Back in Los Angeles and healing up,
we had to face what Tans was going through with her cancer. And it was about to get much worse.
16
THE BLOW-UP HEART BALLOON
We’d kept the house at Hunter’s Oak, Hemel Hempstead, and we’d also bought Tans’ grandmother’s house on Gander’s Ash. One day, when Tans was doing it up, she’d been taking the vacuum cleaner upstairs when she thought she’d pulled something in her side. She was in a lot of pain.
We flew to Dubai not long after, and the pain was getting worse. It was unlike her to complain, but she was in so much discomfort – truly awful, awful pain. And the pain brought on some fears and doubts in Tans – she’d sometimes say, ‘You won’t leave me, will you, Vin?’
Tans had been treated for her skin cancer, and it seemed to have gone well, but when we got back from the Middle East, around April 2015, Tans went to have an X-ray and it turned out her ribs were cracked. Of course, the doctors asked her if she’d fallen, or had had an accident or something, but she couldn’t think of anything. This is one of the brutal things about cancer: Tans had beaten the melanoma, or so we thought, but the cancer had then snuck back into a different place. Now it was her ribs – the tumours had made the bones so brittle that they’d cracked – and there were worrying shadows on her lungs too.
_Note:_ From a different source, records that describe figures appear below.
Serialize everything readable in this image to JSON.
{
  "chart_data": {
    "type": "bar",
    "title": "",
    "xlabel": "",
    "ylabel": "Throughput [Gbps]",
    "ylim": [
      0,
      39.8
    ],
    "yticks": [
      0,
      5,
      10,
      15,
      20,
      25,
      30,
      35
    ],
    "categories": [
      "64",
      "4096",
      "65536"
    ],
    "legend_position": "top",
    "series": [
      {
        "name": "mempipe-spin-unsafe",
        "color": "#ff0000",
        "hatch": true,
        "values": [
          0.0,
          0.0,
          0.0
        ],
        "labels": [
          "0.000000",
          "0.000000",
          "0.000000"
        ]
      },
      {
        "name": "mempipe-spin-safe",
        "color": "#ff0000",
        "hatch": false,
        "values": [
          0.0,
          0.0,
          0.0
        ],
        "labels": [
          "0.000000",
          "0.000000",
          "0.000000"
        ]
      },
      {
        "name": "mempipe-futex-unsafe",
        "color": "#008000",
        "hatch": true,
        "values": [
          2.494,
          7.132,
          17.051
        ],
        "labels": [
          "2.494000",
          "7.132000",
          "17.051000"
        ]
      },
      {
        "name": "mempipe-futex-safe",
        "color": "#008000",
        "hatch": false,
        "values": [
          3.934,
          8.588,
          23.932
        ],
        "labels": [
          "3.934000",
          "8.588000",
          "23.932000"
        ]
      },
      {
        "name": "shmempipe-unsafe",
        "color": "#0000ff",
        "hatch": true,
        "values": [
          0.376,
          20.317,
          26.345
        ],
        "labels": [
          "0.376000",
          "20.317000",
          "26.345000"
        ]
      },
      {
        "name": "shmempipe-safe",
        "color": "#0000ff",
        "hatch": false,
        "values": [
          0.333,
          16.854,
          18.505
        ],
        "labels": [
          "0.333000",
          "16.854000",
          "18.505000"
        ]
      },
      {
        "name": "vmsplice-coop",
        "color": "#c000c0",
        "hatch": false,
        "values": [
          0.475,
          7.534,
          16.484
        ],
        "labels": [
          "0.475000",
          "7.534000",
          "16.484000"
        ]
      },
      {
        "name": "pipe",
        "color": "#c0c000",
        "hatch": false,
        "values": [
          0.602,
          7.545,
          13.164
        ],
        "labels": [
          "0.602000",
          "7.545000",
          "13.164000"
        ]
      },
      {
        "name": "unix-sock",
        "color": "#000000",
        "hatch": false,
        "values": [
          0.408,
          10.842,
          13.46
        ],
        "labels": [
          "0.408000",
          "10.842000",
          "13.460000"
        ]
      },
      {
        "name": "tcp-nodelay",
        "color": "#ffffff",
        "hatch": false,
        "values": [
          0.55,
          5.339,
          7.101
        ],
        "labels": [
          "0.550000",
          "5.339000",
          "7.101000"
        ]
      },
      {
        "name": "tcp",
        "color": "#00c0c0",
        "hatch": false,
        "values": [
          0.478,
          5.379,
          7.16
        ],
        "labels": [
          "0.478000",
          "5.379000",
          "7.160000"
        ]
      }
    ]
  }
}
This was a terrible turning point. We were supposed to be going to La Quinta, our place in Palm Springs, for the weekend, when she got the phone call that the cancer was back. I remember she was crying – her hair had just grown back after the skin cancer treatment and now she knew she was going to lose it all again. And honestly, from that moment on, the battle would be pretty much a constant thing. We didn’t know it at the time, but we were facing a long road, with a terrible destination.
For the rest of her life, I don’t remember Tans not having some kind of treatment, whether it be chemo or radiation. Her mother would always fly over, and if she was coming for a while, and it wasn’t Christmas, then it signalled that something was very wrong, and that Tans was very scared.